- Born: Botswana
- Education: University of Bristol
- Occupation: Theatre director
- Years active: 2000–present

= Tamara Harvey =

Theatre director

Tamara Harvey is a British-based theatre director and is co-artistic director of the Royal Shakespeare Company.

==Background==
Tamara Harvey was born in Botswana, grew up in Massachusetts and Brighton, and studied at the University of Bristol.

==Career==
Harvey was a directing intern at the Shakespeare Theatre of New Jersey. Her first professional job in theatre was as assistant director at Shakespeare’s Globe under Mark Rylance.

Harvey was artistic director of Theatr Clwyd in Wales from 2015 to 2023. She was previously an associate director at the Bush Theatre in London.

Harvey directed Laura Wade's play Home, I'm Darling starring Katherine Parkinson at Theatr Clwyd in July 2018. Harvey had directed a couple of Wade's early plays in 2000 and 2003 after meeting at university.
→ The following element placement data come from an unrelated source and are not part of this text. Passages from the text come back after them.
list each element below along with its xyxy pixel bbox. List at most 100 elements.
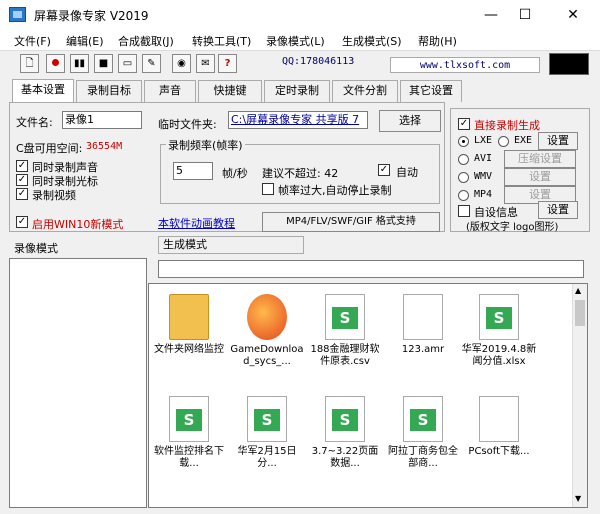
mp4-radio[interactable] [458, 190, 469, 201]
auto-stop-label: 帧率过大,自动停止录制 [278, 184, 392, 197]
browse-button[interactable]: 选择 [379, 110, 441, 132]
list-item[interactable]: 3.7~3.22页面数据... [307, 396, 383, 470]
menu-help[interactable]: 帮助(H) [418, 33, 457, 49]
auto-checkbox[interactable]: ✓ [378, 164, 390, 176]
window-icon[interactable]: ▭ [118, 54, 137, 73]
new-file-icon[interactable]: 🗋 [20, 54, 39, 73]
list-item[interactable]: PCsoft下载... [461, 396, 537, 458]
brush-icon[interactable]: ✎ [142, 54, 161, 73]
website-link[interactable]: www.tlxsoft.com [390, 57, 540, 73]
video-checkbox[interactable]: ✓ [16, 188, 28, 200]
spreadsheet-icon [169, 396, 209, 442]
lxe-label: LXE [474, 135, 493, 146]
list-item[interactable]: 阿拉丁商务包全部商... [385, 396, 461, 470]
tab-hotkeys[interactable]: 快捷键 [198, 80, 262, 102]
audio-checkbox[interactable]: ✓ [16, 160, 28, 172]
lxe-radio[interactable] [458, 136, 469, 147]
pause-icon[interactable]: ▮▮ [70, 54, 89, 73]
exe-label: EXE [514, 135, 533, 146]
list-item[interactable]: GameDownload_sycs_... [229, 294, 305, 368]
video-label: 录制视频 [32, 189, 76, 202]
game-icon [247, 294, 287, 340]
close-button[interactable]: ✕ [556, 4, 590, 26]
menu-edit[interactable]: 编辑(E) [66, 33, 104, 49]
qq-number: QQ:178046113 [282, 56, 355, 67]
window-title: 屏幕录像专家 V2019 [34, 9, 149, 23]
direct-record-checkbox[interactable]: ✓ [458, 118, 470, 130]
filename-input[interactable]: 录像1 [62, 111, 142, 129]
mp4-label: MP4 [474, 189, 493, 200]
generate-mode-header[interactable]: 生成模式 [158, 236, 304, 254]
framerate-input[interactable]: 5 [173, 162, 213, 180]
spreadsheet-icon [479, 294, 519, 340]
globe-icon[interactable]: ◉ [172, 54, 191, 73]
title-bar: 屏幕录像专家 V2019 — ☐ ✕ [0, 0, 600, 30]
maximize-button[interactable]: ☐ [508, 4, 542, 26]
file-explorer[interactable]: 文件夹​网络监控 GameDownload_sycs_... 188金融理财软件… [148, 283, 588, 508]
menu-bar: 文件(F) 编辑(E) 合成截取(J) 转换工具(T) 录像模式(L) 生成模式… [0, 30, 600, 50]
avi-radio[interactable] [458, 154, 469, 165]
stop-icon[interactable]: ■ [94, 54, 113, 73]
menu-compose[interactable]: 合成截取(J) [118, 33, 174, 49]
minimize-button[interactable]: — [474, 4, 508, 26]
auto-stop-checkbox[interactable] [262, 183, 274, 195]
filename-label: 文件名: [16, 116, 53, 129]
list-item[interactable]: 华军2月15日分... [229, 396, 305, 470]
tempdir-label: 临时文件夹: [158, 118, 217, 131]
disk-value: 36554M [86, 141, 123, 152]
wmv-label: WMV [474, 171, 493, 182]
list-item[interactable]: 华军2019.4.8新闻分值.xlsx [461, 294, 537, 368]
app-icon [9, 7, 26, 22]
list-item[interactable]: 软件监控排名下载... [151, 396, 227, 470]
disk-label: C盘可用空间: [16, 142, 83, 155]
menu-file[interactable]: 文件(F) [14, 33, 51, 49]
framerate-group-label: 录制频率(帧率) [166, 137, 245, 153]
auto-label: 自动 [396, 166, 418, 179]
path-bar[interactable] [158, 260, 584, 278]
tutorial-link[interactable]: 本软件动画教程 [158, 215, 235, 231]
spreadsheet-icon [247, 396, 287, 442]
list-item[interactable]: 文件夹​网络监控 [151, 294, 227, 356]
record-icon[interactable] [46, 54, 65, 73]
wmv-setting-button[interactable]: 设置 [504, 168, 576, 186]
tab-split[interactable]: 文件分割 [332, 80, 398, 102]
menu-generate-mode[interactable]: 生成模式(S) [342, 33, 402, 49]
tab-scheduled[interactable]: 定时录制 [264, 80, 330, 102]
menu-record-mode[interactable]: 录像模式(L) [266, 33, 325, 49]
avi-label: AVI [474, 153, 493, 164]
framerate-suggest: 建议不超过: 42 [262, 167, 339, 180]
document-icon [479, 396, 519, 442]
vertical-scrollbar[interactable]: ▲ ▼ [572, 284, 587, 507]
cursor-checkbox[interactable]: ✓ [16, 174, 28, 186]
exe-radio[interactable] [498, 136, 509, 147]
tab-other[interactable]: 其它设置 [400, 80, 462, 102]
win10-label: 启用WIN10新模式 [32, 218, 124, 231]
compress-setting-button[interactable]: 压缩设置 [504, 150, 576, 168]
custom-setting-button[interactable]: 设置 [538, 201, 578, 219]
menu-convert[interactable]: 转换工具(T) [192, 33, 251, 49]
spreadsheet-icon [325, 396, 365, 442]
scroll-up-icon[interactable]: ▲ [575, 286, 581, 295]
tab-record-target[interactable]: 录制目标 [76, 80, 142, 102]
custom-info-checkbox[interactable] [458, 205, 470, 217]
exe-setting-button[interactable]: 设置 [538, 132, 578, 150]
tab-basic[interactable]: 基本设置 [12, 79, 74, 103]
document-icon [403, 294, 443, 340]
direct-record-label: 直接录制生成 [474, 119, 540, 132]
watermark-note: (版权文字 logo图形) [466, 222, 559, 233]
list-item[interactable]: 188金融理财软件原表.csv [307, 294, 383, 368]
format-support-button[interactable]: MP4/FLV/SWF/GIF 格式支持 [262, 212, 440, 232]
wmv-radio[interactable] [458, 172, 469, 183]
record-mode-label: 录像模式 [14, 242, 58, 255]
scroll-down-icon[interactable]: ▼ [575, 494, 581, 503]
record-mode-list[interactable] [9, 258, 147, 508]
list-item[interactable]: 123.amr [385, 294, 461, 356]
spreadsheet-icon [325, 294, 365, 340]
scroll-thumb[interactable] [575, 300, 585, 326]
help-icon[interactable]: ? [218, 54, 237, 73]
tempdir-input[interactable]: C:\屏幕录像专家 共享版 7 [228, 111, 368, 129]
tab-sound[interactable]: 声音 [144, 80, 196, 102]
win10-checkbox[interactable]: ✓ [16, 216, 28, 228]
framerate-unit: 帧/秒 [222, 167, 248, 180]
gift-icon[interactable]: ✉ [196, 54, 215, 73]
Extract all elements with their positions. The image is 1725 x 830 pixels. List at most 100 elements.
The play transferred to the National Theatre for a summer 2018 run and to the Duke of York's Theatre in January 2019, and later won Best Comedy at the 2019 Laurence Olivier Awards.

On 21 September 2022, it was announced that Harvey with Daniel Evans with Tamara Harvey would become joint Artistic Director of the Royal Shakespeare Company succeeding Gregory Doran (as Emeritus Artistic Director) and Erica Whyman (Acting Artistic Director) from June 2023. Their first season was announced on 16 January 2024.

Harvey directed Alfred Enoch in Pericles in 2024 at the Swan Theatre and the Chicago Shakespeare Theater.

In 2025, Harvey reunited with writer Laura Wade for her adaptation of W. Somerset Maugham's The Constant Wife. It was staged at the RSC Stratford Swan Theatre starring Rose Leslie, then toured the UK in 2026 starring Kara Tointon, prior to a planned West End residency. It was produced by David Pugh, with set and costumes designed by Anna Fleischle and Cat Fuller, and a score by Jamie Cullum.